In it, I talk about why SHA256 is not suitable for GPU compute and how we can implement Merkle tree hashing on GPU for big files and get very good throughput. Please check it out if you have a minute: http://developer.amd.com/community/blog/2015/05/29/merkle-tree-hashing-using-opencl-2-0/
Interesting. I know from experience yescrypt also employs an initial key setup phase which is 32-way if memory serves. To be honest, I'm not sure this truly applies to yescrypt in general as I worked on the yescrypt implementation used by "bsty" crypto currency.
Nonetheless, if it's good for solar designer it's good for me.
Please add data points on the bar chart.
Ravi can jump in, but in this case we don't have anything public. He and I talked about that. Here's the story behind the story.
The blog is based on work done for an internal technical conference. AMD engineers do neat stuff, then share it with each other, for cross-pollination and learning. I reviewed the various projects and presentations from that conference, identified this one as being really interesting, and prevailed upon Ravi and his management to get the blog done. HOWEVER... being an internal project, the bottom line is that we'd have to do some significant work to clean up the code before we could release it to the public. Engineering priorities meant... not going to happen. My choice, as the guy in charge of finding and publishing this stuff, was... either nothing, or publish something without source code. I chose the latter. Not my ideal, whenever we do something I want source code because I know you want source code. But, this was a "better than nothing" call.
If you can live with hashing 80 byte blocks with only the last 4 bytes changing I've published a cryptocurrency miner under MIT. It's pretty much the opposite of what's going on here but you can still get to look at various hashing algorithms. Some hashing algorithms have interesting properties.

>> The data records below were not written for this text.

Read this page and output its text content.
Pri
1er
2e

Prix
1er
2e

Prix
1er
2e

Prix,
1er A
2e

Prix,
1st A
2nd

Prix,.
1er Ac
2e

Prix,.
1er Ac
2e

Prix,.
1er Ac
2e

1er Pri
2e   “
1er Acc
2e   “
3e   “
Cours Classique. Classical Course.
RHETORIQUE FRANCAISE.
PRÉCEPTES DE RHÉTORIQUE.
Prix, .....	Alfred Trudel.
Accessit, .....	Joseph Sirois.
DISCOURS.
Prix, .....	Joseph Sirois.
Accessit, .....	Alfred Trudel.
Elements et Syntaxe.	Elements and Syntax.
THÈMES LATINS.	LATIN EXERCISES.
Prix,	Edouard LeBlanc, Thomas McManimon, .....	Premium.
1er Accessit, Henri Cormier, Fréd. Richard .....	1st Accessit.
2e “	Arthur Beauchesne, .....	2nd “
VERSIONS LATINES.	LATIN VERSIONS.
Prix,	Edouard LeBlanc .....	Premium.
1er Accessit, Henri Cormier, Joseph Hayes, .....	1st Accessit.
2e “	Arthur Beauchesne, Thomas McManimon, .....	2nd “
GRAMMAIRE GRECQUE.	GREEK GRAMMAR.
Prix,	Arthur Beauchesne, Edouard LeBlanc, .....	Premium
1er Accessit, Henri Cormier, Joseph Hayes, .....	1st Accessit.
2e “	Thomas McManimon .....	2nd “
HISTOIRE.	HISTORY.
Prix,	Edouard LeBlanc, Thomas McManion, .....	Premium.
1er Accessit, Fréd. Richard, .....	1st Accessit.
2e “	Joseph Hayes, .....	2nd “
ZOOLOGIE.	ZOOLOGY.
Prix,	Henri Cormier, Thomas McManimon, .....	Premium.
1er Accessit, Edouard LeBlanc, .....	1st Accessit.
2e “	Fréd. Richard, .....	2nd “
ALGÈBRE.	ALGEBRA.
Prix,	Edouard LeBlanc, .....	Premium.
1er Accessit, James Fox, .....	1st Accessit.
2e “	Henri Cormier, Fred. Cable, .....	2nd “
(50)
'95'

AFAIK, those are the only kernels for GCN architecture written in "GPU style" (multiple SIMD lanes cooperating through LDS) instead of just throwing CPU code at the thing - I'm not claiming them to be the best however. I'm inclined to believe the host code is the cleanest around and I wrote the kernel code for readability without compromising performance too much as well.
So it's a different thing but if you want to get your feet wet that's something you can build and mess with.